Rental prices paid by private tenants increased by 2.3% in the year to August 2016, according to the latest figures released by the Office of National Statistics.
This meant prices were down by 0.1% in comparison to July.
By country, rents increased by 2.4% in England and by 0.1% in Wales. Rent increases were unchanged in Scotland, having slipped from a high of 2.1% in the year to June 2016.
All regions of England saw an increase, with the South East seeing the largest rise of 3.4%, down from the 3.5% recorded in July.

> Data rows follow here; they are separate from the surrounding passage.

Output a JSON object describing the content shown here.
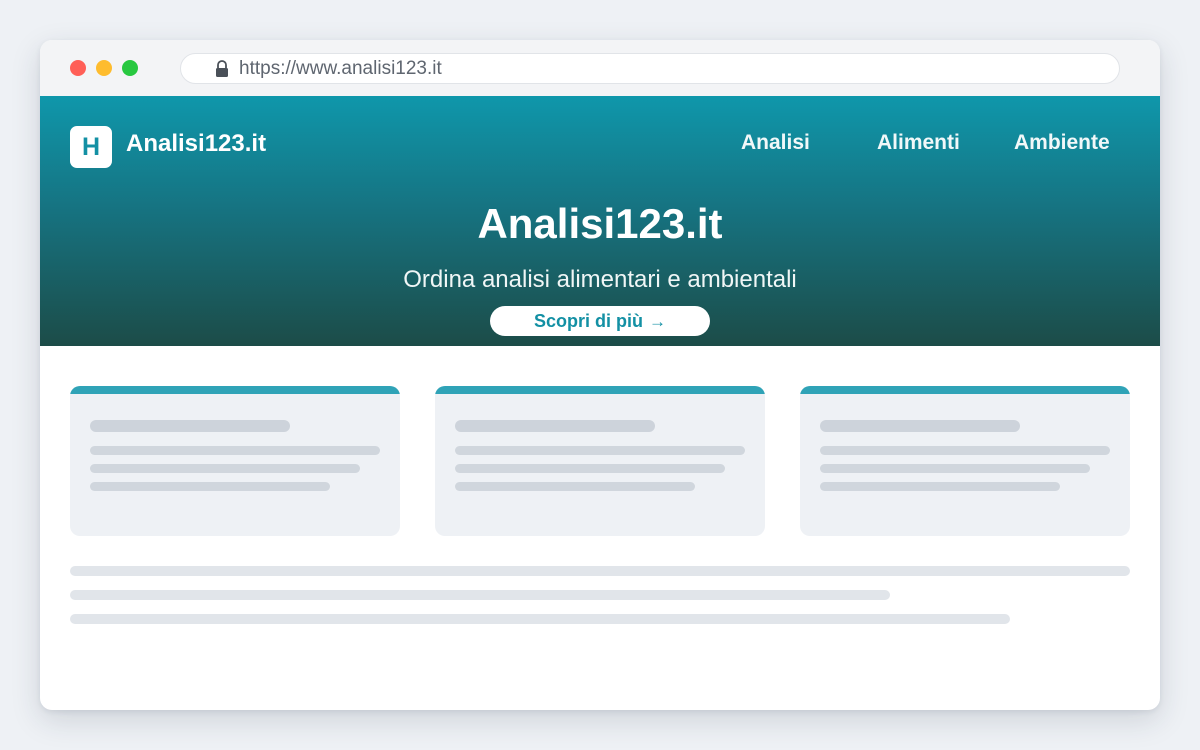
{
  "browser": {
    "url": "https://www.analisi123.it",
    "icons": [
      "lock-icon"
    ]
  },
  "header": {
    "logo_letter": "H",
    "brand_name": "Analisi123.it",
    "nav": [
      {
        "label": "Analisi"
      },
      {
        "label": "Alimenti"
      },
      {
        "label": "Ambiente"
      }
    ]
  },
  "hero": {
    "title": "Analisi123.it",
    "subtitle": "Ordina analisi alimentari e ambientali",
    "cta_label": "Scopri di più",
    "cta_arrow": "→"
  },
  "colors": {
    "accent": "#1390a4",
    "card_bar": "#2fa3b7",
    "hero_top": "#0f97ab",
    "hero_bottom": "#1c4c48"
  }
}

Since the beginning of 2012, rental prices in England has shown a yearly rise of between 1.4% and 3% year-on-year.
Investors with landlord insurance will be interested to find that the next largest rent price increase was in the East of England, showing a rise of 3.3%. London saw increases of 2.6%, down from the 3% recorded in July.
On the other hand, the lowest annual rent increases were evident in the North East, with prices increasing by 0.9%. The North West was next, with prices increasing by 1.1%. Yorkshire and the Humber recorded growth of 1.3%.
Data from the UK House Price Index shows that over a longer period, residential house price growth has been greater than rental increases. An average annual rate of house price inflation between January 2013 and August 2016 of 6% was recorded, in comparison to 2.1% for rental prices.
The Office of National Statistics states that inflation in the rental market is likely to have been caused by demand outpacing supply.
Steve Bolton, founder of Platinum Property Partners, believes that rents are likely to continue to grow. Bolton notes: ‘the surge in buy-to-let property purchases following April’s stamp duty changes has not had any discernible effect on the cost of renting and this trend isn’t likely to reserve any time, particularly as legislation planned for 2017 threatens to reduce rental stock and push prices even higher.’
‘The reduction of buy-to-let mortgage interest tax relief will make some landlords unprofitable, forcing them to pass on costs to tenants in the form of higher rents just to stay afloat. Even those who can still operate may be deterred from making further investments, reducing rental stock at a time of severe property shortage.’
‘Although depicted as the undesirable alternative to home ownership, rental accommodation is a service valued by many, particularly young professionals looking for flexible accommodation or those not ready to commit to the property ladder just yet. However, it’s important that tenants are not prevented from saving for the future by excessive rental prices,’ he concluded.